Le problème avec la peau, pense-t-il, c’est qu’on ne la fait pas en plastique. À quelque endroit qu’on regarde, il y a toujours un relief, un accident, une rougeur, un poil qui transperce et laisse d’irréversibles séquelles. Quand il s’observe dans le miroir, il remarque malgré son rasage quotidien les radicelles brunes qui empruntent les mêmes tunnels douloureux et rougeâtres que celles qui les ont précédées. Il approche sa joue du miroir et observe la zone la moins accessible, sous l’os de la mâchoire entre le cou et la joue. Il repère l’émersion d’un poil et s’agace du cratère rouge, irritant, qu’il fait dans la peau. Qu’importe que cela soit invisible si on ne regarde pas à la loupe, qu’importe que cela soit la preuve que les systèmes dermiques et pileux fonctionnent correctement. C’est un accroc, une faille, une catastrophe en devenir. Au jugé, du pouce et du majeur, il passe l’ongle sur le cratère pour trouver l’endroit précis de la naissance du mal, où sentir une résistance, un changement de matière. Quand il le localise enfin, il appuie, gratte franchement, s’évertue, mais le poil résiste malgré le sang qui suinte.

Puis, au dernier passage de l’ongle, l’homme sent une autre irrégularité, juste à côté. Un bouton rougeâtre plein de liquide blanc-brun, mélange de pus et de sébum. Il appuie de toutes ses forces à la base de la petite poche, mais rien ne coule qu’une grosse goutte de sang. La peau n’est jamais de plastique, ça l'énerve, il appuie, gratte, frotte, insère l’ongle dans toute la zone qui s’est agrandie de quelques centimètres. À chaque fois que l’ongle racle la plaie à vif, il souffre – mais il sait que tout ça, c’est dans l’intérêt supérieur de sa peau. Ce qu’il veut, c’est extraire du champ de bataille un lambeau de poil, de peau, une giclée de sébum. Des trophées. Il y passe des heures, toute la journée et peut-être la nuit, offrant son visage à sa fureur. Enfin il glisse dans la mare de sang à ses pieds et regarde son beau visage, lisse dans le reflet du carrelage.

Pas de progrès pour Obi et mon vide intérieur. Ordinateur, curseur clignotant, début de paragraphe mais quoi ? Quatre jours que ça dure. Ce soir ça me dégoûte.


G. dans un de ces endroits où boire deux petits verres coûte seize balles. Méthode pour écrire sans se relire.

Obi s’est débloqué sans grande idée. Je crois que je n’avais pas besoin d’idée – elle était là mais privée de carburant –, ni de corriger une erreur de narration, pas besoin non plus d’un de ces mots par lesquels tout s’éclaire. C’est par un bougé imperceptible de structure, une coïncidence d’état d’esprit, de rythme et de perspective que les mots ont recommencé de s’entraîner les uns avec les autres.

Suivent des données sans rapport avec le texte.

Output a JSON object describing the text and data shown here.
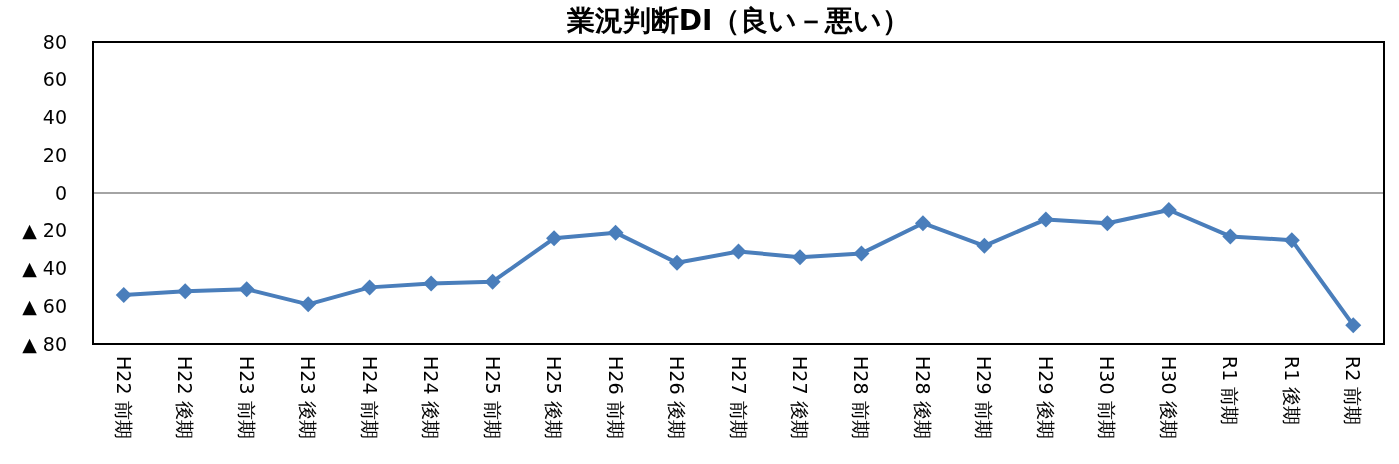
{
  "chart_data": {
    "type": "line",
    "title": "業況判断DI（良い－悪い）",
    "categories": [
      "H22 前期",
      "H22 後期",
      "H23 前期",
      "H23 後期",
      "H24 前期",
      "H24 後期",
      "H25 前期",
      "H25 後期",
      "H26 前期",
      "H26 後期",
      "H27 前期",
      "H27 後期",
      "H28 前期",
      "H28 後期",
      "H29 前期",
      "H29 後期",
      "H30 前期",
      "H30 後期",
      "R1 前期",
      "R1 後期",
      "R2 前期"
    ],
    "series": [
      {
        "color": "#4a7ebb",
        "values": [
          -54,
          -52,
          -51,
          -59,
          -50,
          -48,
          -47,
          -24,
          -21,
          -37,
          -31,
          -34,
          -32,
          -16,
          -28,
          -14,
          -16,
          -9,
          -23,
          -25,
          -70
        ]
      }
    ],
    "ylim": [
      -80,
      80
    ],
    "yticks": [
      {
        "value": -80,
        "label": "▲ 80"
      },
      {
        "value": -60,
        "label": "▲ 60"
      },
      {
        "value": -40,
        "label": "▲ 40"
      },
      {
        "value": -20,
        "label": "▲ 20"
      },
      0,
      20,
      40,
      60,
      80
    ],
    "ref_lines": [
      {
        "axis": "y",
        "value": 0,
        "color": "#868686"
      }
    ],
    "marker": "diamond",
    "line_style": "solid",
    "grid": false
  }
}
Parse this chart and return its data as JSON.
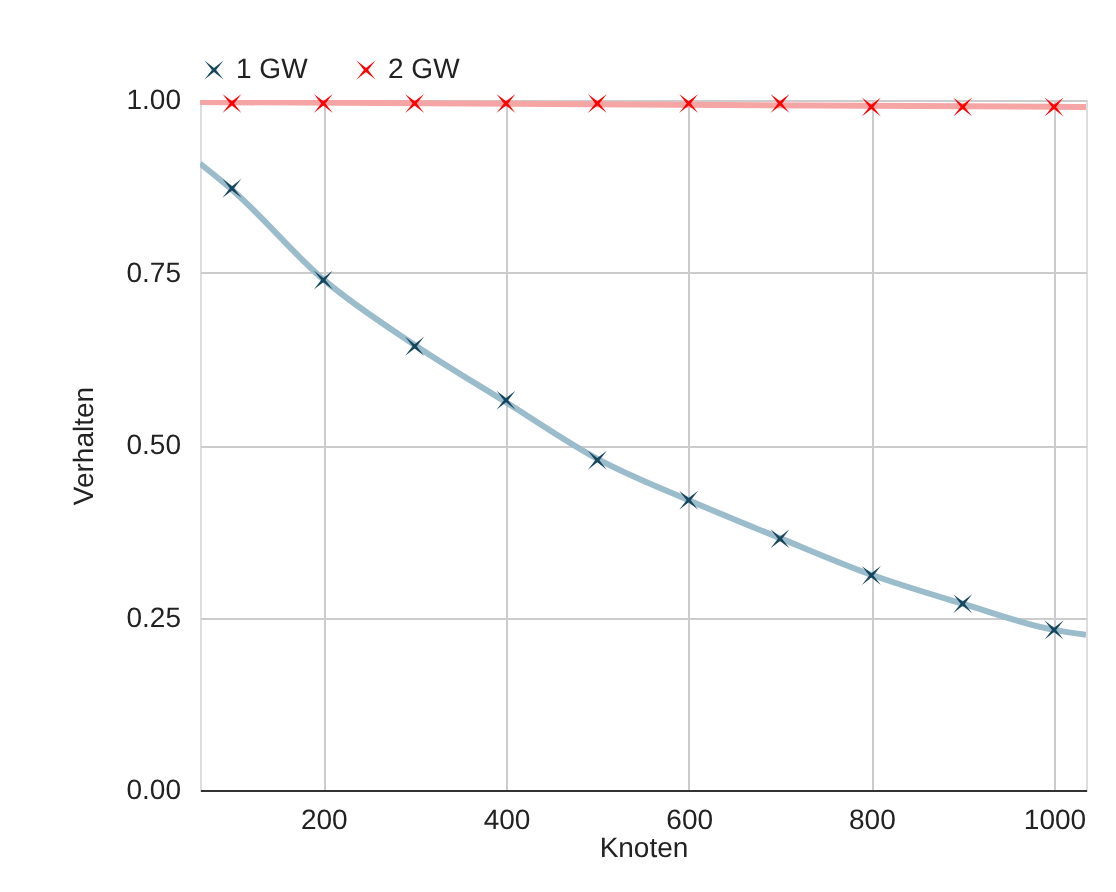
{
  "chart_data": {
    "type": "scatter",
    "xlabel": "Knoten",
    "ylabel": "Verhalten",
    "x": [
      100,
      200,
      300,
      400,
      500,
      600,
      700,
      800,
      900,
      1000
    ],
    "series": [
      {
        "name": "1 GW",
        "color": "#17475e",
        "values": [
          0.872,
          0.739,
          0.643,
          0.565,
          0.478,
          0.42,
          0.364,
          0.311,
          0.27,
          0.232
        ]
      },
      {
        "name": "2 GW",
        "color": "#ff0000",
        "values": [
          0.995,
          0.995,
          0.995,
          0.995,
          0.995,
          0.995,
          0.995,
          0.99,
          0.99,
          0.99
        ]
      },
      {
        "type": "line",
        "marker": "none",
        "color": "#9bbccb",
        "x": [
          65,
          100,
          200,
          300,
          400,
          500,
          600,
          700,
          800,
          900,
          1000,
          1035
        ],
        "values": [
          0.908,
          0.87,
          0.74,
          0.645,
          0.562,
          0.48,
          0.42,
          0.365,
          0.312,
          0.27,
          0.232,
          0.225
        ]
      },
      {
        "type": "line",
        "marker": "none",
        "color": "#f6a5a5",
        "x": [
          65,
          1035
        ],
        "values": [
          0.997,
          0.99
        ]
      }
    ],
    "xlim": [
      65,
      1035
    ],
    "xticks": [
      200,
      400,
      600,
      800,
      1000
    ],
    "ylim": [
      0,
      1
    ],
    "yticks": [
      {
        "value": 0,
        "label": "0.00"
      },
      {
        "value": 0.25,
        "label": "0.25"
      },
      {
        "value": 0.5,
        "label": "0.50"
      },
      {
        "value": 0.75,
        "label": "0.75"
      },
      {
        "value": 1,
        "label": "1.00"
      }
    ],
    "grid": true,
    "legend": "top",
    "marker": "cross",
    "line_style": "solid"
  }
}
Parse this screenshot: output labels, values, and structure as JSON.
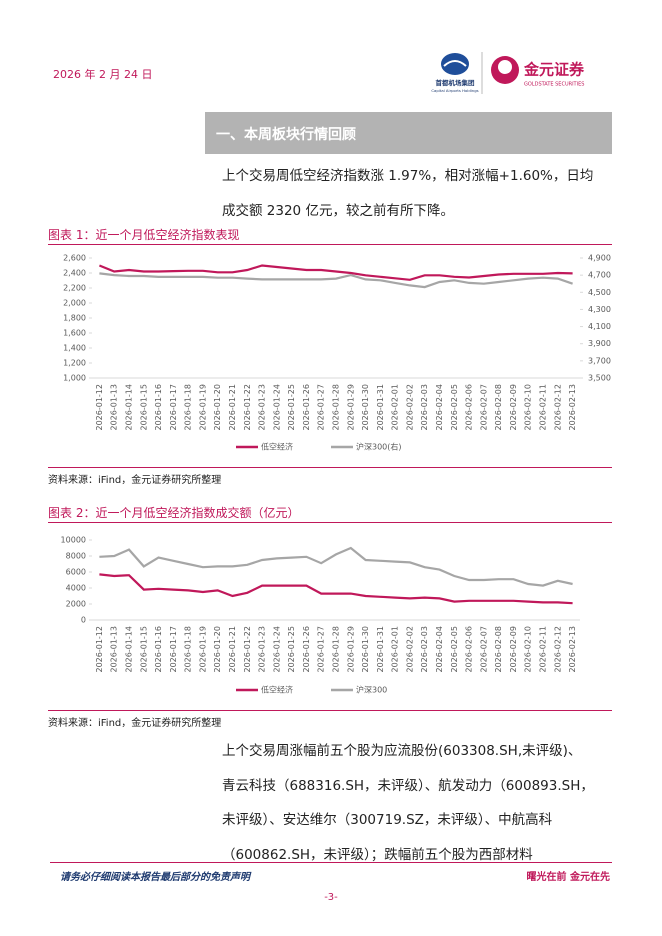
{
  "header": {
    "date": "2026 年 2 月 24 日",
    "logo1": "首都机场集团",
    "logo1_sub": "Capital Airports Holdings",
    "logo2": "金元证券",
    "logo2_sub": "GOLDSTATE SECURITIES"
  },
  "section_title": "一、本周板块行情回顾",
  "paragraph1": [
    "上个交易周低空经济指数涨 1.97%，相对涨幅+1.60%，日均",
    "成交额 2320 亿元，较之前有所下降。"
  ],
  "chart_data": [
    {
      "type": "line",
      "caption": "图表 1：近一个月低空经济指数表现",
      "source": "资料来源：iFind，金元证券研究所整理",
      "categories": [
        "2026-01-12",
        "2026-01-13",
        "2026-01-14",
        "2026-01-15",
        "2026-01-16",
        "2026-01-17",
        "2026-01-18",
        "2026-01-19",
        "2026-01-20",
        "2026-01-21",
        "2026-01-22",
        "2026-01-23",
        "2026-01-24",
        "2026-01-25",
        "2026-01-26",
        "2026-01-27",
        "2026-01-28",
        "2026-01-29",
        "2026-01-30",
        "2026-01-31",
        "2026-02-01",
        "2026-02-02",
        "2026-02-03",
        "2026-02-04",
        "2026-02-05",
        "2026-02-06",
        "2026-02-07",
        "2026-02-08",
        "2026-02-09",
        "2026-02-10",
        "2026-02-11",
        "2026-02-12",
        "2026-02-13"
      ],
      "series": [
        {
          "name": "低空经济",
          "color": "#c0185a",
          "values": [
            2500,
            2420,
            2440,
            2420,
            2420,
            2425,
            2430,
            2430,
            2410,
            2410,
            2440,
            2500,
            2480,
            2460,
            2440,
            2440,
            2420,
            2400,
            2370,
            2350,
            2330,
            2310,
            2370,
            2370,
            2350,
            2340,
            2360,
            2380,
            2390,
            2390,
            2390,
            2400,
            2395
          ]
        },
        {
          "name": "沪深300(右)",
          "color": "#a6a6a6",
          "axis": "y2",
          "values": [
            4720,
            4700,
            4690,
            4690,
            4680,
            4680,
            4680,
            4680,
            4670,
            4670,
            4660,
            4650,
            4650,
            4650,
            4650,
            4650,
            4660,
            4700,
            4650,
            4640,
            4610,
            4580,
            4560,
            4620,
            4640,
            4610,
            4600,
            4620,
            4640,
            4660,
            4670,
            4660,
            4600
          ]
        }
      ],
      "ylim": [
        1000,
        2600
      ],
      "yticks": [
        {
          "value": 1000,
          "label": "1,000"
        },
        {
          "value": 1200,
          "label": "1,200"
        },
        {
          "value": 1400,
          "label": "1,400"
        },
        {
          "value": 1600,
          "label": "1,600"
        },
        {
          "value": 1800,
          "label": "1,800"
        },
        {
          "value": 2000,
          "label": "2,000"
        },
        {
          "value": 2200,
          "label": "2,200"
        },
        {
          "value": 2400,
          "label": "2,400"
        },
        {
          "value": 2600,
          "label": "2,600"
        }
      ],
      "y2lim": [
        3500,
        4900
      ],
      "y2ticks": [
        {
          "value": 3500,
          "label": "3,500"
        },
        {
          "value": 3700,
          "label": "3,700"
        },
        {
          "value": 3900,
          "label": "3,900"
        },
        {
          "value": 4100,
          "label": "4,100"
        },
        {
          "value": 4300,
          "label": "4,300"
        },
        {
          "value": 4500,
          "label": "4,500"
        },
        {
          "value": 4700,
          "label": "4,700"
        },
        {
          "value": 4900,
          "label": "4,900"
        }
      ],
      "grid": false
    },
    {
      "type": "line",
      "caption": "图表 2：近一个月低空经济指数成交额（亿元）",
      "source": "资料来源：iFind，金元证券研究所整理",
      "categories": [
        "2026-01-12",
        "2026-01-13",
        "2026-01-14",
        "2026-01-15",
        "2026-01-16",
        "2026-01-17",
        "2026-01-18",
        "2026-01-19",
        "2026-01-20",
        "2026-01-21",
        "2026-01-22",
        "2026-01-23",
        "2026-01-24",
        "2026-01-25",
        "2026-01-26",
        "2026-01-27",
        "2026-01-28",
        "2026-01-29",
        "2026-01-30",
        "2026-01-31",
        "2026-02-01",
        "2026-02-02",
        "2026-02-03",
        "2026-02-04",
        "2026-02-05",
        "2026-02-06",
        "2026-02-07",
        "2026-02-08",
        "2026-02-09",
        "2026-02-10",
        "2026-02-11",
        "2026-02-12",
        "2026-02-13"
      ],
      "series": [
        {
          "name": "低空经济",
          "color": "#c0185a",
          "values": [
            5700,
            5500,
            5600,
            3800,
            3900,
            3800,
            3700,
            3500,
            3700,
            3000,
            3400,
            4300,
            4300,
            4300,
            4300,
            3300,
            3300,
            3300,
            3000,
            2900,
            2800,
            2700,
            2800,
            2700,
            2300,
            2400,
            2400,
            2400,
            2400,
            2300,
            2200,
            2200,
            2100
          ]
        },
        {
          "name": "沪深300",
          "color": "#a6a6a6",
          "values": [
            7900,
            8000,
            8800,
            6700,
            7800,
            7400,
            7000,
            6600,
            6700,
            6700,
            6900,
            7500,
            7700,
            7800,
            7900,
            7100,
            8200,
            9000,
            7500,
            7400,
            7300,
            7200,
            6600,
            6300,
            5500,
            5000,
            5000,
            5100,
            5100,
            4500,
            4300,
            4900,
            4500
          ]
        }
      ],
      "ylim": [
        0,
        10000
      ],
      "yticks": [
        0,
        2000,
        4000,
        6000,
        8000,
        10000
      ],
      "grid": false
    }
  ],
  "paragraph2": [
    "上个交易周涨幅前五个股为应流股份(603308.SH,未评级)、",
    "青云科技（688316.SH，未评级）、航发动力（600893.SH，",
    "未评级）、安达维尔（300719.SZ，未评级）、中航高科",
    "（600862.SH，未评级）；跌幅前五个股为西部材料"
  ],
  "footer": {
    "disclaimer": "请务必仔细阅读本报告最后部分的免责声明",
    "slogan": "曙光在前 金元在先",
    "page": "-3-"
  }
}
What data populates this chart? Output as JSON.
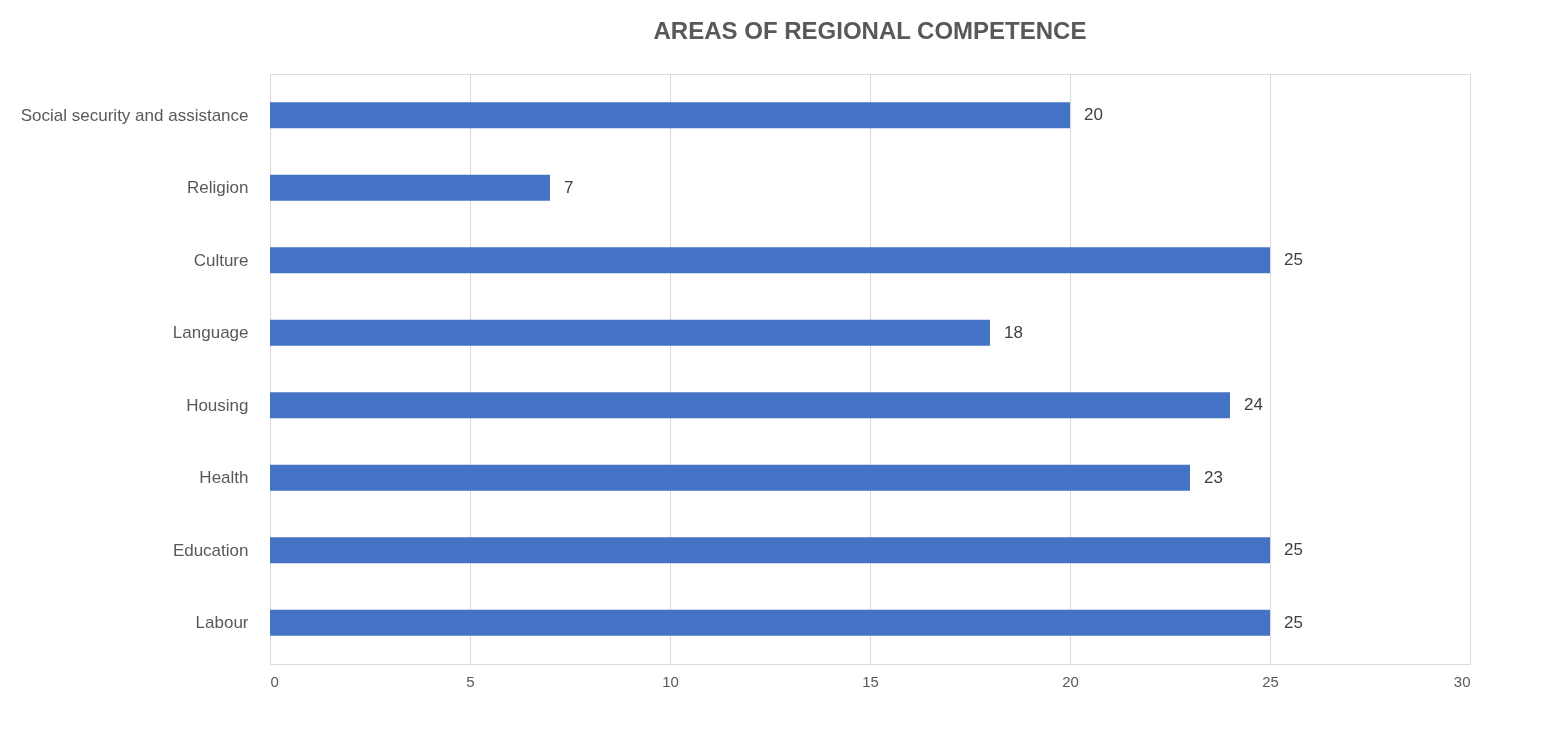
{
  "chart_data": {
    "type": "bar",
    "title": "AREAS OF REGIONAL COMPETENCE",
    "orientation": "horizontal",
    "categories": [
      "Social security and assistance",
      "Religion",
      "Culture",
      "Language",
      "Housing",
      "Health",
      "Education",
      "Labour"
    ],
    "values": [
      20,
      7,
      25,
      18,
      24,
      23,
      25,
      25
    ],
    "color": "#4472c4",
    "xlim": [
      0,
      30
    ],
    "xticks": [
      0,
      5,
      10,
      15,
      20,
      25,
      30
    ],
    "grid": "x",
    "data_labels": true
  }
}
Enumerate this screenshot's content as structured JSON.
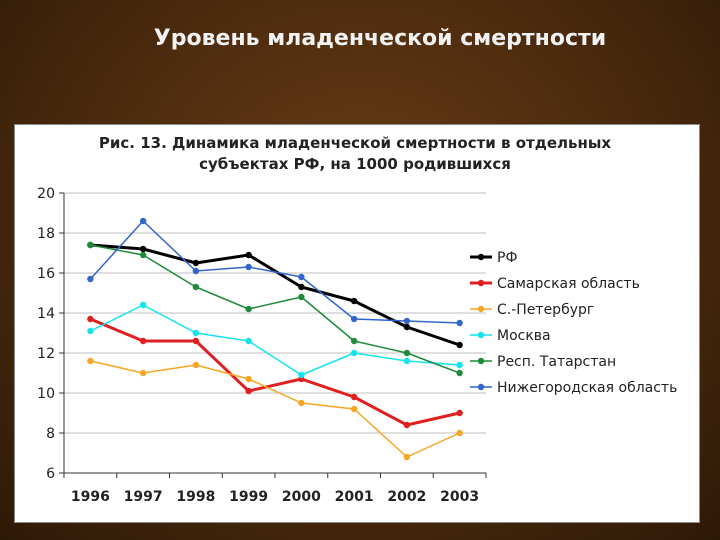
{
  "slide": {
    "title": "Уровень младенческой смертности"
  },
  "chart_data": {
    "type": "line",
    "title": "Рис. 13. Динамика младенческой смертности в отдельных субъектах РФ, на 1000 родившихся",
    "title_lines": [
      "Рис. 13. Динамика младенческой смертности в отдельных",
      "субъектах РФ, на 1000 родившихся"
    ],
    "categories": [
      "1996",
      "1997",
      "1998",
      "1999",
      "2000",
      "2001",
      "2002",
      "2003"
    ],
    "ylim": [
      6,
      20
    ],
    "yticks": [
      6,
      8,
      10,
      12,
      14,
      16,
      18,
      20
    ],
    "grid": true,
    "legend_position": "right",
    "series": [
      {
        "name": "РФ",
        "color": "#000000",
        "width": 3,
        "values": [
          17.4,
          17.2,
          16.5,
          16.9,
          15.3,
          14.6,
          13.3,
          12.4
        ]
      },
      {
        "name": "Самарская область",
        "color": "#e02020",
        "width": 3,
        "values": [
          13.7,
          12.6,
          12.6,
          10.1,
          10.7,
          9.8,
          8.4,
          9.0
        ]
      },
      {
        "name": "С.-Петербург",
        "color": "#f5a623",
        "width": 1.5,
        "values": [
          11.6,
          11.0,
          11.4,
          10.7,
          9.5,
          9.2,
          6.8,
          8.0
        ]
      },
      {
        "name": "Москва",
        "color": "#14e4ee",
        "width": 1.5,
        "values": [
          13.1,
          14.4,
          13.0,
          12.6,
          10.9,
          12.0,
          11.6,
          11.4
        ]
      },
      {
        "name": "Респ. Татарстан",
        "color": "#1f8a3a",
        "width": 1.5,
        "values": [
          17.4,
          16.9,
          15.3,
          14.2,
          14.8,
          12.6,
          12.0,
          11.0
        ]
      },
      {
        "name": "Нижегородская область",
        "color": "#3366cc",
        "width": 1.5,
        "values": [
          15.7,
          18.6,
          16.1,
          16.3,
          15.8,
          13.7,
          13.6,
          13.5
        ]
      }
    ]
  }
}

Pour le Guatemala, je passe une Exploration Fonctionnelle Respiratoire. Soit souffler dans une machine, donc. Je souffle dans la machine, attentif aux ordres du machiniste, et regarde en même temps les courbes brouillées, montantes et descendantes, parfois s’enroulant sur elles-mêmes, qui s’affichent sur l’écran. Il trouve tout ça dans mon air, le machiniste ?


Footing 23km sous le premier cagnard de l’année, coup de chaud à la fin. Le soir, Rien à foutre, avec Adèle E., filmé à l’iphone, juste morceaux d’une vie banale éclatée. Ce qui m’étonne le plus, je crois, dans les films, c’est lorsque l’image semble exactement la vie. Lorsque je vois un verre à dents dans un film et que je le perçois de la même manière dans la vie réelle. Et pas grave si le film ne raconte pas grand-chose, il me montre ce que je vois, c’est tout, et rien à foutre justement. Adèle E. mâche des chewing-gums comme personne.


Jeudi fin du dernier cours, I. et A. viennent me voir : « Monsieur est-ce qu’on ne pourrait pas faire autre chose que des textes ? » Elles ne se doutent pas de ce que leur question enfantine fracasse en moi. Je ne sais toujours pas, à quelques ornements dilatoires près, ce qu’est un cours de français, si ce n’est lire un texte, en causer, répondre à des questions en-faisant-des-phrases-entières. Il me manque la tournure d’esprit pour imaginer des activités moins rébarbatives.

Passé l’après-midi à préparer mes cours pour demain et après-demain, en essayant justement de proposer autre chose. Rien n’est venu, à quelques ornements dilatoires près. Ma tournure d’esprit est naturellement sèche.